A heartfelt picture book about the versatile beauty and power of friendship

This hopeful picture book touts empathy and friendship. It’s normal to feel sad sometimes, but our friends can be the best antidote. Karl Newson’s simple text and Clara Anganuzzi’s heartwarming illustrations present the perfect example of how being a good friend means learning how to support and listen to those we care about most.
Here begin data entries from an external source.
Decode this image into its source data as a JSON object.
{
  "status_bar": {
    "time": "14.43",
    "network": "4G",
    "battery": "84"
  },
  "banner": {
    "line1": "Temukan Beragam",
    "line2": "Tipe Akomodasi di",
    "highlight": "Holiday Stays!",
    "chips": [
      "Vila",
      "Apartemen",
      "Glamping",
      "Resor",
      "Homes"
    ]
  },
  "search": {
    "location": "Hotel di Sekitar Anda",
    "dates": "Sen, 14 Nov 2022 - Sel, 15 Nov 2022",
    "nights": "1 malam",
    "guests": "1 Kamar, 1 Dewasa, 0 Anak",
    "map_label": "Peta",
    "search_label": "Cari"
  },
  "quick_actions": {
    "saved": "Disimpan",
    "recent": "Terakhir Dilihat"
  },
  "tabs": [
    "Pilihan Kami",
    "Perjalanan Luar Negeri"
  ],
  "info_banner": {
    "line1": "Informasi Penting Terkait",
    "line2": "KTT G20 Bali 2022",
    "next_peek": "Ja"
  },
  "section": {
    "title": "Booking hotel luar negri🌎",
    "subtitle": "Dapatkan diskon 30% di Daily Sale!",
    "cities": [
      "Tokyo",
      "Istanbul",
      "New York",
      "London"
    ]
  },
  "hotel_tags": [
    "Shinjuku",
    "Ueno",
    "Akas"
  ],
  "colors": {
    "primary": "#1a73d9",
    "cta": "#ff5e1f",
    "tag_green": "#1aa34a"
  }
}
From School Library Journal

PreS-Gr 3-Everyone deals with life's stresses in his or her own way. "Some friends need a great big hug…some prefer to be alone." "Some friends want to watch TV, while others need to laugh." This story, simply delivered in rhyming couplets, is accompanied by vibrant illustrations of a girl who has brown skin interacting with animal friends-a polar bear, an elephant, lemurs, and the like-in a variety of scenes ranging from her living room to Antarctic ice floes. The message: everyone is different. What makes one feel better may not work for another, and vice versa. Rather than focusing on intrinsic physical or personality traits, this book focuses on needs and behavioral proclivities, bringing a fresh take to the "it's okay to be who you are" theme for young readers. While the focus of the story is on how different friends might react in a time of need, young readers will be introduced to a buffet of calming and self-regulation techniques, perhaps even finding things they can already relate to themselves. The most surprising lesson? "Some friends don't want anything except to just feel sad." And that's okay. VERDICT This book would surely be on Mister Rogers's shelves, and is recommended for any SEL collection where books about empathy, understanding, and friendship are needed.-Jennifer Noonanα(c) Copyright 2011. Library Journals LLC, a wholly owned subsidiary of Media Source, Inc. No redistribution permitted.

Review

A fresh take to the “it’s okay to be who you are” theme for young readers. While the focus of the story is on how different friends might react in a time of need, young readers will be introduced to a buffet of calming and self-regulation techniques, perhaps even finding things they can already relate to themselves. . . This book would surely be on Mister Rogers’s shelves, and is recommended for any SEL collection where books about empathy, understanding, and friendship are needed.
—School Library Journal

About the Author

Karl Newson writes for the children’s book blog The Mudwaffler Club and contributes to The Creative Attic, an online publication of illustrated poetry. He is the author of For All the Stars Across the Sky, illustrated by Chiaki Okada, Little Owl’s Bedtime, illustrated by Migy Blanco, The Same But Different Too, illustrated by Kate Hindley, and A Bear Is a Bear (except when he’s not), illustrated by Anuska Allepuz. He lives in England.

Clara Anganuzzi would draw on every surface she could find as a child growing up in Seychelles. She enjoys using a mixture of traditional techniques to create narrative images and characters with subtle, gentle humor. She lives in Bristol, England.